Part of the challenge was to enable a transition from SMB/CIFs to Linux and Cloud friendly protocols such as NFS and S3. We wanted views of the same data from different protocols, without compromising performance or security, nor having to knife-and-fork data back and forth to enable different systems in different stages of transition.
Put simply we wanted to have our cake and eat it.
Our Technology Innovation Group (TIG) assessed the storage platform landscape, selecting leading products from across industry to evaluate. We explored a wide range of solutions, ranging from specialist hardware appliances through hybrid architectures and pure software defined storage solutions that can be run on commodity hardware.

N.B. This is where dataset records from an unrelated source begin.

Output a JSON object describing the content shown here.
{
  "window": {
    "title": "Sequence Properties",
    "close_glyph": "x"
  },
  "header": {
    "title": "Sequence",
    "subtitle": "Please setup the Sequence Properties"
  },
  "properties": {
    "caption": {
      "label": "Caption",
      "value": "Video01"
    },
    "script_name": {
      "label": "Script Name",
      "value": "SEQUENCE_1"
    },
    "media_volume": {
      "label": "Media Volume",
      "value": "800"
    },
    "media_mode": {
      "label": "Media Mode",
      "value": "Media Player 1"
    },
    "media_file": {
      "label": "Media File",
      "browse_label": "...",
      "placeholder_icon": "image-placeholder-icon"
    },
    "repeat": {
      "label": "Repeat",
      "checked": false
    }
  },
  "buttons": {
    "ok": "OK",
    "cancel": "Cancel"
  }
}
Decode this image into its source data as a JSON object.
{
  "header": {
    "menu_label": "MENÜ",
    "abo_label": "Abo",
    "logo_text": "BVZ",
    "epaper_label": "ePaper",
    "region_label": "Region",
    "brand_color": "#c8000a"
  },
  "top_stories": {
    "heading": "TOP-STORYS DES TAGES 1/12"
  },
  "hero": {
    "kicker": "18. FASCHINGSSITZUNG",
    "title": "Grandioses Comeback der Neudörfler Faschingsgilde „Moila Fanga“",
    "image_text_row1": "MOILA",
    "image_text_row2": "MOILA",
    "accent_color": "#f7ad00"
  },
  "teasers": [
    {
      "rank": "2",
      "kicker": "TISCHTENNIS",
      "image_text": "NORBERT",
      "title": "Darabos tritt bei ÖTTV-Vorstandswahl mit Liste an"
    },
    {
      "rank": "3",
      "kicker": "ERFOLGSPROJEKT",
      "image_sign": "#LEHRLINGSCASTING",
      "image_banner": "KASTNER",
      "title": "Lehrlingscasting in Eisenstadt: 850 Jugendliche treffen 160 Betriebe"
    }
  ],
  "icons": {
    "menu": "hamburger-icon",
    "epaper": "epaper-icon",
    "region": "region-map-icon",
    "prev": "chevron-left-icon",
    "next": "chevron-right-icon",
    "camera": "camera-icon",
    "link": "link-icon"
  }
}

We didn’t want to limit ourselves to solutions that already existed and reached out to contacts in industry to find companies and start-ups working on next generation storage solutions. We ended up with a number of products, some mature, some still in development, and some where the start-ups were still in stealth. Each solution we invested time in had tremendous promise in its own right.
With many storage use cases it was necessary to keep an open mind as to the kinds of platform that could add value to our IT ecosystem. We created a number of proof of concepts based on different technologies using multiple benchmarks.
As part of this evaluation process we considered the following:
- Throughput performance for large clusters and individual clients
- Support for existing access patterns (SMB) and our future (NFS, GPUDirect and S3)
- Ease and flexibility of scalability in terms of capacity and performance
- Observability of system and per user metrics
- Data efficiency (compression and deduplication)
- Data protection (replication, snapshot including immutable snapshots)
- Granular security and access controls for data access and management
- A resilient architecture, mitigating the risk of a multi PB mixed use storage namespace
- Quality of support, both operational and in-depth technical
- Vendor development agility
- Truly non-disruptive upgrades for systems under constant load
Proof of Concept
We performed extensive tests against seven leading providers and concluded that VAST promised the best fit. Other vendor technologies do (or could still) have a place in our estate, but VAST was best suited as a scalable enterprise storage platform.
These early tests were on a minimum viable product principle, testing a small four node VAST cluster using limited client hardware available in our lab, consisting of HP DL360 gen10 servers:
- 2 x Intel Xeon Gold 6226 CPU 2.70GHz
- 192GB DDR4 RAM
- Dual port Mellanox ConnectX5 100G NIC
Focusing on performance and protocol, our testing was weighted towards file, both for single clients and in aggregate.
NFS versus SMB/CIFs
Aware for some time that our existing Linux kernels were not well optimised for SMB/CIFs, we first validated our direction of travel to NFS and specifically NFSv4.
VAST at this time did not support SMBv3, however, both VAST and our incumbent platform showed a marked improvement for NFSv3 read and write workloads, for both large and small IOs.
Reads were ~3x faster, writes ~2x and whilst SMBv3 multi-channel softened this disparity, this had already proven less reliable for us (in comparison to n-connect) when configuring our environment.
NFSv4 with Kerberos was also in VAST’s roadmap and this testing provided us the confidence to focus their dev effort to ensure it was ready for a deployment date in around six months.
NFS Single Client Tests
Standard NFS mounts do not perform well, with throughput up to 2 GB/s, even on a 100G NIC. With modern Linux kernels we could take advantage of nconnect and multipath:
- nconnect allowed control of the number of connections (network flows) between each NFS client and VAST node (up to a limit of 16)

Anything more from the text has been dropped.